Ancrés dans le présent de leur réalisation, s’ouvrant à un espace de plus en plus vaste, les gribouillages se présentent moins comme des distractions qui auraient pour but de créer un ailleurs, loin d’ici, mais comme une manière de faire le relevé sismographique du présent. Quand bien même l’acte de gribouiller viserait à porter l’attention vers autre chose que ce vers quoi elle devrait être tournée, le geste erratique témoigne de l’adhésion à l’espace et au temps de sa réalisation.
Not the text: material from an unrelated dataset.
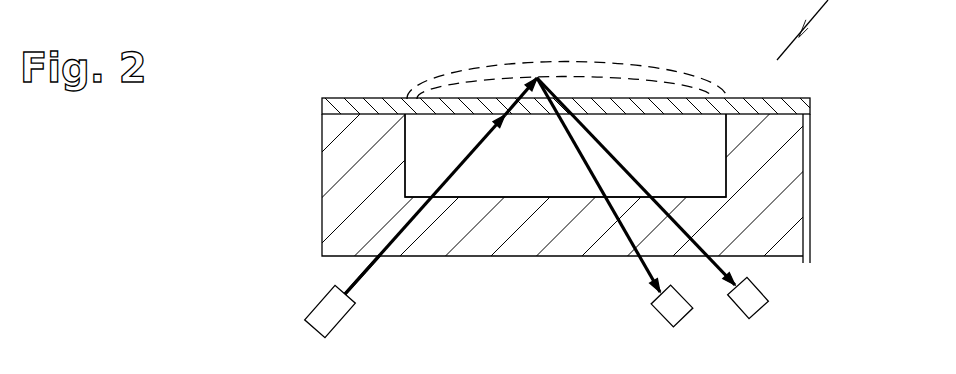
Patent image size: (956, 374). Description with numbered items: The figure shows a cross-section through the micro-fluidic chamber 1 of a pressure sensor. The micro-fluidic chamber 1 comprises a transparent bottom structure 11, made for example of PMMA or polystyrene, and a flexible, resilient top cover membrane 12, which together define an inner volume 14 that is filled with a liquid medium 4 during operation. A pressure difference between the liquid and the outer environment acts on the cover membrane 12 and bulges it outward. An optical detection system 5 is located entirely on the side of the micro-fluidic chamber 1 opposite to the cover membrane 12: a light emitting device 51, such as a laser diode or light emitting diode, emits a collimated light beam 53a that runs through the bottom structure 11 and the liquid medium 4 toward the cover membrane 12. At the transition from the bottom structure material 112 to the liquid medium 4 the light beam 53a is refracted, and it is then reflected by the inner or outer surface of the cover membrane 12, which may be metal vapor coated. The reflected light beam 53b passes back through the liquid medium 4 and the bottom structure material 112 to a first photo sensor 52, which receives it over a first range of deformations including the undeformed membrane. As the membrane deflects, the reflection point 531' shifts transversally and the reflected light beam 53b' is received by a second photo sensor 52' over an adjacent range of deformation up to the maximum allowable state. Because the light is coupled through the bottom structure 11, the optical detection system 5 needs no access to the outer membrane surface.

Mais ce qui vaut pour les dessins d’Anastasi vaut-il pour tout gribouillage ? Force est de reconnaître qu’au moment où l’on découvre des petits dessins, en apparence insignifiants, laissés ici et là, souvent cachés du regard, l’on se met à deviner le contexte de leur apparition. Tandis que la vue d’un tableau happe le regard pour le faire plonger dans la scène et oublier l’ici et maintenant de la réalisation de l’image, le fait de tomber sur un griffonnage précipite le spectateur dans le moment précis de sa production : les formes géométriques ou figuratives qui ornent les marges des cahiers des écoliers sont les traces de l’ennui ou d’une attention différée éprouvés à ce moment-ci et en cet endroit précis, si bien que, même s’ils ont été faits pour échapper à la monotonie d’un cours, ces dessins sont pleinement ancrés dans la situation présente.